Gregory Peck estava no começo de sua carreira, mas nesse filme ele parece bem perdido, sem saber o que fazer com seus braços. Talvez seja porque Hitchcock não era bem um diretor de atores, ele costumava dizer quando alguém perguntava qual era a sua motivação para a cena: “A motivação é o seu salário!”. Claro que devemos considerar que para o papel era necessário que ele estivesse meio perdido e confuso, talvez tenha sido essa a intenção do diretor, fazer ele se sentir perdido para que seu personagem fosse assim também.
Na verdade o dr. Edwards foi assassinado e o personagem de Gregory Peck era um desconhecido, tanto para ele mesmo quanto para os outros, e sobre si mesmo ele só sabia que as iniciais do seu nome era “J.B.”.

As explicações psicológicas no filme são repetitivas e um pouco maçante. Constance está sempre dizendo: “Isso é complexo de culpa, você se sente culpado por algo que aconteceu, e isso vem da sua infância...”. Claro que toda aquela história era coisa muito nova para as pessoas, por isso é justificável que tenha sido assim. Mas olhando hoje dia parece muito artificial.
Ela se senta perto do desconhecido J.B. e faz perguntas, ele não consegue se lembrar e ela fica dizendo repetidamente: “Tente se lembrar, você precisa se lembrar”. Acho difícil acreditar que uma médica agiria assim, afinal qualquer um pode gritar: “Se lembre!”. Mas fica claro o motivo dos constantes desmaios de Gregory Peck, ele tinha uma lembrança “escondida” que era dolorosa demais para lembrar, por isso seu cérebro a bloqueava e quando ele tentava lembrar a solução era fazer com que ele ficasse inconsciente.

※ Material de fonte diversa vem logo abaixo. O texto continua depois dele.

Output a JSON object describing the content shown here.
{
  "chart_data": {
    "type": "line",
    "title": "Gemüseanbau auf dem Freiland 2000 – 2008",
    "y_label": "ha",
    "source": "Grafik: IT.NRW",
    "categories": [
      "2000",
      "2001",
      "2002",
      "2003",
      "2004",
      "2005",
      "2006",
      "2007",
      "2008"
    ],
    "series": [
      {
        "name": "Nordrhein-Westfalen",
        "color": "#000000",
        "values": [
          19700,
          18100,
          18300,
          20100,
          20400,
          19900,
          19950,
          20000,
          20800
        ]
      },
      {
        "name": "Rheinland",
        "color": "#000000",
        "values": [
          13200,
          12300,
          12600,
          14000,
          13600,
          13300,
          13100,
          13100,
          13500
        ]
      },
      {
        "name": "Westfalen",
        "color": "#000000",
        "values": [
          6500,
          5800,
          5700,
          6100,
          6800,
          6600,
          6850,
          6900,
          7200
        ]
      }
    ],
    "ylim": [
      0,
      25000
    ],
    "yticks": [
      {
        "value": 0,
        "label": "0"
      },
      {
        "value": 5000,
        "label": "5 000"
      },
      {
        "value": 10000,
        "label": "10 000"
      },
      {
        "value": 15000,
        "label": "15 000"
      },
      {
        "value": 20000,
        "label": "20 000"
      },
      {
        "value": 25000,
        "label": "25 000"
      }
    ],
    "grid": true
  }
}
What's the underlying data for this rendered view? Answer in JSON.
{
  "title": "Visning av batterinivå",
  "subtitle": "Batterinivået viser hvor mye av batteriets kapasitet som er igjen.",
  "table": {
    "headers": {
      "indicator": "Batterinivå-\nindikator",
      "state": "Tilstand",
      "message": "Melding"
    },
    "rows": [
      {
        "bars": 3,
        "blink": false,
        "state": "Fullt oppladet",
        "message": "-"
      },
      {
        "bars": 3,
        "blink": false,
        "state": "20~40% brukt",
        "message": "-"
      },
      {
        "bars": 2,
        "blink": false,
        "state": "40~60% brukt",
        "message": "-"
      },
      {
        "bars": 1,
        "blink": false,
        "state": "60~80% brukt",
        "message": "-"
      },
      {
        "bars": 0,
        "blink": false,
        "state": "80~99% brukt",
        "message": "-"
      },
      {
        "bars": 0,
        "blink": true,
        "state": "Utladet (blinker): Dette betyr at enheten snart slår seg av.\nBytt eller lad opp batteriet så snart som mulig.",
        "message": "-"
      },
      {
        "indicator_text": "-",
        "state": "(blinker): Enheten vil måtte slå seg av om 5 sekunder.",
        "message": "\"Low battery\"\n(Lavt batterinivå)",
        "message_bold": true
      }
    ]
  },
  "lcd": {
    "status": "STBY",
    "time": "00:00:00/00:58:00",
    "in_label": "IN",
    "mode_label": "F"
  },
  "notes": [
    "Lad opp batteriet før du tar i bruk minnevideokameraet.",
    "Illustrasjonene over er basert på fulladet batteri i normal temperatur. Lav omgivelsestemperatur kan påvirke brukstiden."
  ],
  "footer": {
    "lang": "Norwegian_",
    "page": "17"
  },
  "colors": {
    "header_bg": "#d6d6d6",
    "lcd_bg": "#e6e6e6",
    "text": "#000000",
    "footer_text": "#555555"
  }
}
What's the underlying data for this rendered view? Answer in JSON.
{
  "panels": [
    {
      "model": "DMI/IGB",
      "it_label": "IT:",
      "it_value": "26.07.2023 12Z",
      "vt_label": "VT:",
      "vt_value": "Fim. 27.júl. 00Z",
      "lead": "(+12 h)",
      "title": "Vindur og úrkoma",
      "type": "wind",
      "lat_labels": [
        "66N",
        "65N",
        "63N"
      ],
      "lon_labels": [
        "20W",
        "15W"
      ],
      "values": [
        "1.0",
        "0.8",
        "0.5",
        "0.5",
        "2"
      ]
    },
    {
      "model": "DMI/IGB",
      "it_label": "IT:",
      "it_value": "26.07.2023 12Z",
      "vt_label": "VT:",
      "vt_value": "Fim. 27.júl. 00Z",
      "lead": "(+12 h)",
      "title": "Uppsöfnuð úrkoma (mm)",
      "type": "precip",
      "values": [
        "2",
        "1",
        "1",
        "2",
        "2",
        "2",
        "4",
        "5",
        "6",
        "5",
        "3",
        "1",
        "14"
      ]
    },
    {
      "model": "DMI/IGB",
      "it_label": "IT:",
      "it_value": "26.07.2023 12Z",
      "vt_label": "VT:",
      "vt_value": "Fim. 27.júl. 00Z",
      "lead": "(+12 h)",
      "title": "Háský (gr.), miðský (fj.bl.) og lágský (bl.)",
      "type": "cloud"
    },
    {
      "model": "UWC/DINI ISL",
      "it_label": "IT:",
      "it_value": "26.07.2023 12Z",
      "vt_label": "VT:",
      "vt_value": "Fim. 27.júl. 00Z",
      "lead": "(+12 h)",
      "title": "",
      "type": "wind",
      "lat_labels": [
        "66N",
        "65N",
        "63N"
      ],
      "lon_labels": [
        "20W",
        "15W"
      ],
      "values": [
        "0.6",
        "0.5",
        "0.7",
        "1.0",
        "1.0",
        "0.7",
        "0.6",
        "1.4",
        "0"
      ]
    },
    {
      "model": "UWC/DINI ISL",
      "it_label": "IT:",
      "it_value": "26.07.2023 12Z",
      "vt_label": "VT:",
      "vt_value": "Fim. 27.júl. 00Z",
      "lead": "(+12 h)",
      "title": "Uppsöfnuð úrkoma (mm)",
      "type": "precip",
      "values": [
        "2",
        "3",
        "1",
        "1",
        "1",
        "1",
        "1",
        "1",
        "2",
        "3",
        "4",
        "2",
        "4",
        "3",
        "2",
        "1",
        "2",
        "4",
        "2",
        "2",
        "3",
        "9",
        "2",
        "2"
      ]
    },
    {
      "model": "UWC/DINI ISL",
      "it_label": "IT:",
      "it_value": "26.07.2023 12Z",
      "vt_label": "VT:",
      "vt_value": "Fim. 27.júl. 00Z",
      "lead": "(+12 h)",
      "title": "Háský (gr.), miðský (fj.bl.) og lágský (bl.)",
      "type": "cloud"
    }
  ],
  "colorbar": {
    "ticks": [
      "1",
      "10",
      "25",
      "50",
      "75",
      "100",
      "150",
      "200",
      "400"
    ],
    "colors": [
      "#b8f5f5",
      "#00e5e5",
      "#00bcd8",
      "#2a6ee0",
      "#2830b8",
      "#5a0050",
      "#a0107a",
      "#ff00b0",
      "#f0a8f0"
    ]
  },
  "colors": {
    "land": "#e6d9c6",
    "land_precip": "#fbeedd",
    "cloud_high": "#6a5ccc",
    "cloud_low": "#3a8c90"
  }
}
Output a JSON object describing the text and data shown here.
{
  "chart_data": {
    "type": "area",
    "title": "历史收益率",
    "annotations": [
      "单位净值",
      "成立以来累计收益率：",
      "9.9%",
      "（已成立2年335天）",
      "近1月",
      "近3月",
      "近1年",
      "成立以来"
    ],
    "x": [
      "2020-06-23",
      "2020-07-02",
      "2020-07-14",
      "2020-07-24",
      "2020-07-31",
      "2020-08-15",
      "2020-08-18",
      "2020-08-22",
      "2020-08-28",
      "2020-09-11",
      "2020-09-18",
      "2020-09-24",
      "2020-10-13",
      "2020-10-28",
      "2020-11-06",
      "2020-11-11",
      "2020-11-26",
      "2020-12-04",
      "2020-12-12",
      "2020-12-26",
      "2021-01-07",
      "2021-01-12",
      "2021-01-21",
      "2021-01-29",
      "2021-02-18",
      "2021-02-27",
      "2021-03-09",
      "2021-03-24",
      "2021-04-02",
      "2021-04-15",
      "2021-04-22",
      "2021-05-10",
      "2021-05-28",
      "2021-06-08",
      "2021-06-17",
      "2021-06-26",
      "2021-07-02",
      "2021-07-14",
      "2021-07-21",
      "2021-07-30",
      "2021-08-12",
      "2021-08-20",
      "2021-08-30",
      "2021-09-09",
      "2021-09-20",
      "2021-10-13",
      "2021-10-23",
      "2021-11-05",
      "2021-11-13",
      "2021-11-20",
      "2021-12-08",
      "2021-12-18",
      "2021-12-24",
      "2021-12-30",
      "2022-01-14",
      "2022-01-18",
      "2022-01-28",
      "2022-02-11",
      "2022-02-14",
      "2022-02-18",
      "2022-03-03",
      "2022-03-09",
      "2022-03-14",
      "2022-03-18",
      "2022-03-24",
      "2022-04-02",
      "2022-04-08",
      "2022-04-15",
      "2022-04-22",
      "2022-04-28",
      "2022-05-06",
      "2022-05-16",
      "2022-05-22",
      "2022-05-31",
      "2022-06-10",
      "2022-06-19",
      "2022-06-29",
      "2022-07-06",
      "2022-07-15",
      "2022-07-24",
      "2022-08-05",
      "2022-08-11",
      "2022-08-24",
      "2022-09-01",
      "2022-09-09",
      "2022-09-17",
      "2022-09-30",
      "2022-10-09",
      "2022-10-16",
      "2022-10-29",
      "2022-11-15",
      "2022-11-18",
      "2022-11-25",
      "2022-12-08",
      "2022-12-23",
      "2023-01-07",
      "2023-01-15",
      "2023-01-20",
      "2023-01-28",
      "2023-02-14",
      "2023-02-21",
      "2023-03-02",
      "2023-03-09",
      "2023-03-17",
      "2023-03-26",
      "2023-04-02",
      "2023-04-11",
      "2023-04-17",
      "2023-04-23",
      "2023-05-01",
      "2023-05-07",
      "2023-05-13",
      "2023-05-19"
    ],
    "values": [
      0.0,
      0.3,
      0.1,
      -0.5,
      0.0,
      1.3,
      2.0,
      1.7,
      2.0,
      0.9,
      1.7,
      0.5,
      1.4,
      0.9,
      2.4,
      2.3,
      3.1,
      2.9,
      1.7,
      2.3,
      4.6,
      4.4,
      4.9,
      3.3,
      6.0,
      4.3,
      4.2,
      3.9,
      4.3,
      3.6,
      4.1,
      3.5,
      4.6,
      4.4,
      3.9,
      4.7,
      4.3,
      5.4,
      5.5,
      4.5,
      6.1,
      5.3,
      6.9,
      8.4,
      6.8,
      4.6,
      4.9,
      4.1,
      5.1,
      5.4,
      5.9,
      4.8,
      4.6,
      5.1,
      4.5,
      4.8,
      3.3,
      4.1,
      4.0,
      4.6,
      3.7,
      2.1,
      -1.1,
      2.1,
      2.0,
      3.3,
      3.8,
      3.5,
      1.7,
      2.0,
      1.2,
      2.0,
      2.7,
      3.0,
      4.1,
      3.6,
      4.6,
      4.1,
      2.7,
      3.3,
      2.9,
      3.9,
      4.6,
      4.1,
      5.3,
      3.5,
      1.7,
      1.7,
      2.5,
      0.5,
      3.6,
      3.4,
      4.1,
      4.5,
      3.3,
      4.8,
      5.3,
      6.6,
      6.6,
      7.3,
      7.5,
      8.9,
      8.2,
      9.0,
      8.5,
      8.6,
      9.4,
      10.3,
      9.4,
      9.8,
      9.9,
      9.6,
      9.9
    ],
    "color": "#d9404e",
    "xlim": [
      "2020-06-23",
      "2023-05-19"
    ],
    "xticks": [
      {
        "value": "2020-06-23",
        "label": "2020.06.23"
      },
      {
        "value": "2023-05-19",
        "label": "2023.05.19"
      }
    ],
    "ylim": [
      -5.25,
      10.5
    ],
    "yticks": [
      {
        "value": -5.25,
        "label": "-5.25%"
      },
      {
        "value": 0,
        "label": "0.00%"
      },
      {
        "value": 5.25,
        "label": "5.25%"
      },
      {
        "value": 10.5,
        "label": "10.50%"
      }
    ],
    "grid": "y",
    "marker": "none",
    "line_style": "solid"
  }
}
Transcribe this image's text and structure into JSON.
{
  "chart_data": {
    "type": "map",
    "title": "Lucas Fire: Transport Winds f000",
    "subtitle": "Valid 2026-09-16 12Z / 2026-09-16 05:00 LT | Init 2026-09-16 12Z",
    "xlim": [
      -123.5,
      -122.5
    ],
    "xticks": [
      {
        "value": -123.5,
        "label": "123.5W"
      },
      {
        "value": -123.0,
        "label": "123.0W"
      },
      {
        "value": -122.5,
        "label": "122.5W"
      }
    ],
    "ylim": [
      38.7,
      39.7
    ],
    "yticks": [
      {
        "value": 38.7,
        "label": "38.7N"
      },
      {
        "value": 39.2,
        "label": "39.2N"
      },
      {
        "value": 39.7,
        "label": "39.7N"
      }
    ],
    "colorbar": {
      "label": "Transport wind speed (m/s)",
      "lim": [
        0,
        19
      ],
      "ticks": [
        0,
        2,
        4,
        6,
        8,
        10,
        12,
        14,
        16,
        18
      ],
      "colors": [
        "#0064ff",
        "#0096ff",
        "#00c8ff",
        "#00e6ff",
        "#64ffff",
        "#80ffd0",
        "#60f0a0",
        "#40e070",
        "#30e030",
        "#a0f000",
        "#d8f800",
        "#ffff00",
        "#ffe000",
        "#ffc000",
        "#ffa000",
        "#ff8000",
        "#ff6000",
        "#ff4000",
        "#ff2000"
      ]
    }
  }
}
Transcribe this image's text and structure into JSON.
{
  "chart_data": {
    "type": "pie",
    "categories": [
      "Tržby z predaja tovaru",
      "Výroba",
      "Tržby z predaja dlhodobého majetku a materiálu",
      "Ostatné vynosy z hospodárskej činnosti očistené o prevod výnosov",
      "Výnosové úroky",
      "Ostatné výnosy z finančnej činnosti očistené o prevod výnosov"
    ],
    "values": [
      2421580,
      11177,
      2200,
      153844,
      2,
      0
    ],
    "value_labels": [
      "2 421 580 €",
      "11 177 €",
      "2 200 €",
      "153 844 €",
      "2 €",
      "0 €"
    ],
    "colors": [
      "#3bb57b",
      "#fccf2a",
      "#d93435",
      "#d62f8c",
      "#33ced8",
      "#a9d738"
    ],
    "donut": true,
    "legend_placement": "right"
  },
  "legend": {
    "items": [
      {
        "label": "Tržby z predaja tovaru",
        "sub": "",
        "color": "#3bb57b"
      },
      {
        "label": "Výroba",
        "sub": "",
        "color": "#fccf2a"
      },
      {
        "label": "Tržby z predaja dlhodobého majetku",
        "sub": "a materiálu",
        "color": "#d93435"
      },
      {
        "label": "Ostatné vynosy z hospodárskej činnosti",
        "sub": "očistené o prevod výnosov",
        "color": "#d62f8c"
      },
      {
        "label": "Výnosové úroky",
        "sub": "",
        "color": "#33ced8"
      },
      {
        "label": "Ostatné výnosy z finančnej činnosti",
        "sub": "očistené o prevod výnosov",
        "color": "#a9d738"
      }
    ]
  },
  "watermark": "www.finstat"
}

O filme é repleto de simbolismos. O primeiro beijo entre o casal é intercalado através de uma fusão com portas que se abrem, mostrando que algo foi despertado em Constance, algo que ela nunca sentiu antes. E claro o sonho (que na verdade deveriam ser sonhos, mas algumas situações fizeram com que se tonasse só um), que revela os acontecimentos reais só que de maneira enigmática. A maneira como as lembranças “vazam” também é interessante. O diretor foi bem criativo ao usar a cor branca como a cor do trauma em um filme preto e branco. Quando o personagem perturbado vê marcas de garfo em uma toalha branca, vê linhas brancas no roupão de Constance e no pano de cama, vê as linhas dos trilhos do trem ou o branco de uma mistura para fazer a barba, suas lembranças querem vir a tona, mas é claro que seu complexo de culpa não deixa.
Também merece destaque a carta que J.B escreve dizendo para Constance onde ele vai estar e antes que ela pudesse pegar, pessoas (incluindo a policia) entram, a impedindo de pegar a carta. E é assim que o mestre do suspense nos faz entrar na história, criando um suspense por causa de uma simples carta.
Acredito que tirando a cena do sonho, uma das cenas mais interessante é a que na casa do professor antigo de Constance, J. B. fica em transe por causa do branco que o rodeava de maneira ameaçadora. Ele desce as escadas (com direito a uma navalha na mão) com um olhar de maluco. Mas quero chamar atenção para o copo de leite, copo que já tinha sido usado de forma criativa em Suspeita (1941). Nesse filme vemos o copo com sonífero do ponto de vista de quem toma, um enquadramento diferente, mas que já tinha sido utilizado em Champanhe (1928). Essa visão subjetiva também é vista no final quando o real culpado comete suicídio e a tela se enche da cor vermelha.


O filme ganhou o Oscar de melhor trilha sonora, mas me chamou atenção que a música usada em um momento de ação duvidoso em que a índole de um personagem é questionável é a mesma música de Suspeita, também usada em uma cena com essas características.
Apesar de tudo, vale muito a pena ver esse filme. Principalmente para o fãs de Hitchcock e de Psicologia.